Palestinian with pickax kills West Bank teenager

Israelis react in the West Bank Jewish settlement of Bat Ayin on Thursday after an ax-wielding Palestinian went on a rampage, killing a 13-year-old Israeli boy and wounding a 7-year-old.  (Associated Press / The Spokesman-Review)
Sebastian Scheiner Associated Press

BAT AYIN, West Bank – A Palestinian killed an Israeli teenager with a pickax and seriously injured a 7-year-old boy in a rampage through this West Bank Jewish settlement Thursday, posing an early test for the country’s new hard-line government.

Israeli media broadcast pictures of the body of 13-year-old Shlomo Nativ, bespectacled with long sidecurls and a large skullcap worn by observant Jews. The images also showed the red pickax on the ground with drops of blood splattered on a road.

The attacker escaped the scene and Israeli troops, joined by bearded settlers armed with automatic rifles, were conducting a manhunt in the area. In the nearby Palestinian village of Safa, troops searched houses and rounded up residents in a schoolyard. The military said all roads around the settlement of Bat Ayin were closed.

The settlement is notorious in Israel for being the base of the so-called “Bat Ayin Underground,” whose members were arrested over a botched 2002 bombing on an Arab girls’ school in Jerusalem. The wounded boy’s father, a member of the underground, is currently serving a 15-year sentence for his involvement in that bombing attempt.

Avinoam Maymon, a 45-year-old resident of the extremist settlement, said he tried to stop the assailant after the attack, violently struggling with him for a minute or two.

“He tried to kill me.

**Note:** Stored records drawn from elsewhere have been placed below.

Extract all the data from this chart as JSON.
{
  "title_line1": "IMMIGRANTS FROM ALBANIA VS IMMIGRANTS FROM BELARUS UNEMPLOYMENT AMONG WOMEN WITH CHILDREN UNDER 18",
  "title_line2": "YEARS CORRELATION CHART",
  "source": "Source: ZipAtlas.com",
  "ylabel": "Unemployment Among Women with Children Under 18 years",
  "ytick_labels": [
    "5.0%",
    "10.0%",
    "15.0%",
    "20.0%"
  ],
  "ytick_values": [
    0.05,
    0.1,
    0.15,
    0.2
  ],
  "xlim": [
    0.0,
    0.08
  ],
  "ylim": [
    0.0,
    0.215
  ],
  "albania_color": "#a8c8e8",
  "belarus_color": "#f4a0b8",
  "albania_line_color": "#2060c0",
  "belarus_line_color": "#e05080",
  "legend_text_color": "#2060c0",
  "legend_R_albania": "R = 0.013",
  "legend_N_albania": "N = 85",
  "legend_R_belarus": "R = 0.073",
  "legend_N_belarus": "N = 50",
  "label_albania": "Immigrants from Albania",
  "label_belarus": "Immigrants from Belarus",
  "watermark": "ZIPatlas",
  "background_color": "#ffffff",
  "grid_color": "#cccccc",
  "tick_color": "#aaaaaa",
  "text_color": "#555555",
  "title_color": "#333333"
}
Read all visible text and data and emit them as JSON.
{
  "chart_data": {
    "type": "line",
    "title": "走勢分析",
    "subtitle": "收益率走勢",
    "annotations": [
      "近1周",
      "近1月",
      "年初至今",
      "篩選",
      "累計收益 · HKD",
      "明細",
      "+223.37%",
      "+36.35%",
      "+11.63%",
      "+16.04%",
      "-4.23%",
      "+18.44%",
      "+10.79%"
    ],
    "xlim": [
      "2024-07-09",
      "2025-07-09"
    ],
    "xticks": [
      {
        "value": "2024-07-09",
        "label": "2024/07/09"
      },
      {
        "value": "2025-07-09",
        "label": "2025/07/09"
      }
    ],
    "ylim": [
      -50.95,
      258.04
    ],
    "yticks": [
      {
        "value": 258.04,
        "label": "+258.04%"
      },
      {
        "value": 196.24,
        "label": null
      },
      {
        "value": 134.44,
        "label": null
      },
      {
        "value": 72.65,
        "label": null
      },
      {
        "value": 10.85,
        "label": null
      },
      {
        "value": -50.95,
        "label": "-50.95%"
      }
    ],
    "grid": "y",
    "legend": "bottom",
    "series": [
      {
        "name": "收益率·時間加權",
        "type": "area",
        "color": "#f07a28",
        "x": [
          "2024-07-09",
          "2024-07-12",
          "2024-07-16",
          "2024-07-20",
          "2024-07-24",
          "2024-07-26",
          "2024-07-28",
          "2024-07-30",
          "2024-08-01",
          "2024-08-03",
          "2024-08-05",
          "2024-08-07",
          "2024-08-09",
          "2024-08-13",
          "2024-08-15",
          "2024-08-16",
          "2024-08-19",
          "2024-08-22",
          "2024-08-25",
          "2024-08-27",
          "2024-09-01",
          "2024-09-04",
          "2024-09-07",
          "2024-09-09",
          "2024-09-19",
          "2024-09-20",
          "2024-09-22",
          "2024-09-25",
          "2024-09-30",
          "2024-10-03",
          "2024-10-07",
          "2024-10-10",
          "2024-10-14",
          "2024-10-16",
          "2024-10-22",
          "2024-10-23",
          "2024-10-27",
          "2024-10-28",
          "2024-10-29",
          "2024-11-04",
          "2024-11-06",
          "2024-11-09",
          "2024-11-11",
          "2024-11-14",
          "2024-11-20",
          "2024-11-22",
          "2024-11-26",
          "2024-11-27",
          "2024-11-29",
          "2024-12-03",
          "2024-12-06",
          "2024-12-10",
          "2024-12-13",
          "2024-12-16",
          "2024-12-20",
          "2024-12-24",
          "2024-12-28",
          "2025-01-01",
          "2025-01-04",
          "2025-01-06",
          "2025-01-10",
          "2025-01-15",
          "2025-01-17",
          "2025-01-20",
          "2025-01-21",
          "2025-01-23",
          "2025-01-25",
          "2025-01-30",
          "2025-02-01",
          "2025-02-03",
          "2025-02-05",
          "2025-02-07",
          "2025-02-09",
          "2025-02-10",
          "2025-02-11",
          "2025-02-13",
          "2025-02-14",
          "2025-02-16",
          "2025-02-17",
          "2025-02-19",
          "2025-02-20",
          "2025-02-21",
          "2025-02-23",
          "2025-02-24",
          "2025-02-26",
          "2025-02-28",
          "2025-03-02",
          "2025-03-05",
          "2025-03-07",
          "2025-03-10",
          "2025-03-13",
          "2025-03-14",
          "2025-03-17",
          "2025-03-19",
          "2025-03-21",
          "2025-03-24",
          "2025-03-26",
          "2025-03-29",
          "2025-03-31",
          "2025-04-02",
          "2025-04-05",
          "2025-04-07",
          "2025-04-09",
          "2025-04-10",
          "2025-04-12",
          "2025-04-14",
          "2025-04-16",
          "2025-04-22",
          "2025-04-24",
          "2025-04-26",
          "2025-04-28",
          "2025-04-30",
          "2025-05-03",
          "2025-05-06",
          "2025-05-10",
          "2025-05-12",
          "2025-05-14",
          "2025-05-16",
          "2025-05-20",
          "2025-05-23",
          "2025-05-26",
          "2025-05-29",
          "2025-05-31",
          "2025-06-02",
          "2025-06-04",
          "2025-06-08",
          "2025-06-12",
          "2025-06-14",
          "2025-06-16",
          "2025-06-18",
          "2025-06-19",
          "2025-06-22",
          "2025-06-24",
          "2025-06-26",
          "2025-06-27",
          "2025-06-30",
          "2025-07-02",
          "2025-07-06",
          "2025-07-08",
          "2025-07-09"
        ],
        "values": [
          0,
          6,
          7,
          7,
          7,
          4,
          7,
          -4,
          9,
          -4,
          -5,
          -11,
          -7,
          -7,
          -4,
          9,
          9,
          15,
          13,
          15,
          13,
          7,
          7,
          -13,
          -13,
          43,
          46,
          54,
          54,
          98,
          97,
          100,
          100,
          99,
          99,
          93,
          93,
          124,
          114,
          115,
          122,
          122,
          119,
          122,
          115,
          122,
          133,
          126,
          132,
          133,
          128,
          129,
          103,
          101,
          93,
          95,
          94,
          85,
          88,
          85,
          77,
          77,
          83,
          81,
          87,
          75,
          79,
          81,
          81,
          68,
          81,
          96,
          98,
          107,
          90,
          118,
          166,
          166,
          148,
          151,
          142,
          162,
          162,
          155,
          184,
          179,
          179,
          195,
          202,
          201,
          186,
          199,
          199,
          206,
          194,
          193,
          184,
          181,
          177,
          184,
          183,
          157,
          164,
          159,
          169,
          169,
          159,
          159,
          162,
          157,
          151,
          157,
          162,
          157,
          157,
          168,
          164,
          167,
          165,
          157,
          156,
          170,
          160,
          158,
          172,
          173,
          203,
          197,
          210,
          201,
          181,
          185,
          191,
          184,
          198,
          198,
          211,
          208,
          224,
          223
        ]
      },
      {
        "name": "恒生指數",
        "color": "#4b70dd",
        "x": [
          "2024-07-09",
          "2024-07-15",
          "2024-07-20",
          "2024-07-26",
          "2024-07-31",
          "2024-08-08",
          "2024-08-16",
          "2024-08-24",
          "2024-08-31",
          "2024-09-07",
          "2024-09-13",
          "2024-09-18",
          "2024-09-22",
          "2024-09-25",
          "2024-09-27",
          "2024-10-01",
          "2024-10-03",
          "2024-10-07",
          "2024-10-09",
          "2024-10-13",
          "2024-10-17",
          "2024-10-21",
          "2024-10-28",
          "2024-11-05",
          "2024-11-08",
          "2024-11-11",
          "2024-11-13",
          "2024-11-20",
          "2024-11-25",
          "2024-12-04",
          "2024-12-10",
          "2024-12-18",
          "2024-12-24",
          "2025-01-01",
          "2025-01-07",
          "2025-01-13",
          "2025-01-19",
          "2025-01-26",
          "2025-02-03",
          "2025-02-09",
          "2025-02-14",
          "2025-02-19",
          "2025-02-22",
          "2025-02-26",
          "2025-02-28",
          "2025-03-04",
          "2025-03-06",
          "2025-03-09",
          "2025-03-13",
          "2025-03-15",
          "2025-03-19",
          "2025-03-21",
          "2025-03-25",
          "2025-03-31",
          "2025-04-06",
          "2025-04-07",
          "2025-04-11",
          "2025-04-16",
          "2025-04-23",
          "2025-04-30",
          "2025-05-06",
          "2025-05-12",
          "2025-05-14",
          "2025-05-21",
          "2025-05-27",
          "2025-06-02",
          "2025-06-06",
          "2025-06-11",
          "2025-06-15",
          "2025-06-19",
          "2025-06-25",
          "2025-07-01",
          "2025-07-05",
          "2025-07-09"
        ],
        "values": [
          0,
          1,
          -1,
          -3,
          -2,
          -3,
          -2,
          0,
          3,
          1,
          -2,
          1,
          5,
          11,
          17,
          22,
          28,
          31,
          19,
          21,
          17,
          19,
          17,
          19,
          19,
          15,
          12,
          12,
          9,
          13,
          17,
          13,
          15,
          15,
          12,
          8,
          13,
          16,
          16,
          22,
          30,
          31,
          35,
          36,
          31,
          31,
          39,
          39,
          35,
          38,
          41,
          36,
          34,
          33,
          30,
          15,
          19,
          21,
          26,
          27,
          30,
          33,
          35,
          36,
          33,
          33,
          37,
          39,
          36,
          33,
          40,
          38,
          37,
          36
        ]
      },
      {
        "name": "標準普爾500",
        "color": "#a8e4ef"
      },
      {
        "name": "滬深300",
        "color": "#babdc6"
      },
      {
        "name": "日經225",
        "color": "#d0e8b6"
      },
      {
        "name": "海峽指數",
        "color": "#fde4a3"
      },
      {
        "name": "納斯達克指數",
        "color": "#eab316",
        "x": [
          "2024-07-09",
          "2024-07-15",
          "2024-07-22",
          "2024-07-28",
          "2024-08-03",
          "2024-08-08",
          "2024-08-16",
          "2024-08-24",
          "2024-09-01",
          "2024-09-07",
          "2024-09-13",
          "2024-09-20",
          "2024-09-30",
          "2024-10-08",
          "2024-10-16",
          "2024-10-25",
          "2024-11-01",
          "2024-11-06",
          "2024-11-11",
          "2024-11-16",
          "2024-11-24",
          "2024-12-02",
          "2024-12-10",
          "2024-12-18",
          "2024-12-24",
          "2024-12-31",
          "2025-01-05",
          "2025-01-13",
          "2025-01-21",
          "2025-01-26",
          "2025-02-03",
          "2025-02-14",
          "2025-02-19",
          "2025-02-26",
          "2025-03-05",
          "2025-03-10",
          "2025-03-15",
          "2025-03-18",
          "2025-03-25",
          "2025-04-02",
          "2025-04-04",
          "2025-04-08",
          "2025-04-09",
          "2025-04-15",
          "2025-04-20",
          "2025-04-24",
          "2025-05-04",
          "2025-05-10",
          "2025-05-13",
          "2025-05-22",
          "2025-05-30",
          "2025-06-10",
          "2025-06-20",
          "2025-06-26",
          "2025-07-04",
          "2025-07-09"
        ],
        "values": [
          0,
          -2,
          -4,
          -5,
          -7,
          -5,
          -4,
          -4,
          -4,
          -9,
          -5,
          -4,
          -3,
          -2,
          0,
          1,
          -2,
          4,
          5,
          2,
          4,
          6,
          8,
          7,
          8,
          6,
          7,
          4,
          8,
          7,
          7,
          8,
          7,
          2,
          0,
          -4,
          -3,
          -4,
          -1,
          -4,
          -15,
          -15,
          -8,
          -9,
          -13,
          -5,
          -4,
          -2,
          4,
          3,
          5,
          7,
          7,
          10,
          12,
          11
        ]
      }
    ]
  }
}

I grabbed his hand and took the ax and he escaped,” he told the Associated Press.

He said the attacker fled to a neighboring “murderous village.”

The attacker apparently entered Bat Ayin, located between Jerusalem and the southern West Bank city of Hebron, unhindered. The religious settlers have refused to build a security fence around their community – standard practice in most settlements – saying it would be a sign of weakness.

The attack came a day after Prime Minister Benjamin Netanyahu took office and will likely heighten tensions with the Palestinians. The leader of the hawkish Likud Party has promised a firm hand against militants and lowered expectations on the prospects for peace.

A murky Palestinian militant group calling itself the Martyrs of Imad Mughniyeh claimed responsibility for the attack in an e-mail sent to the AP.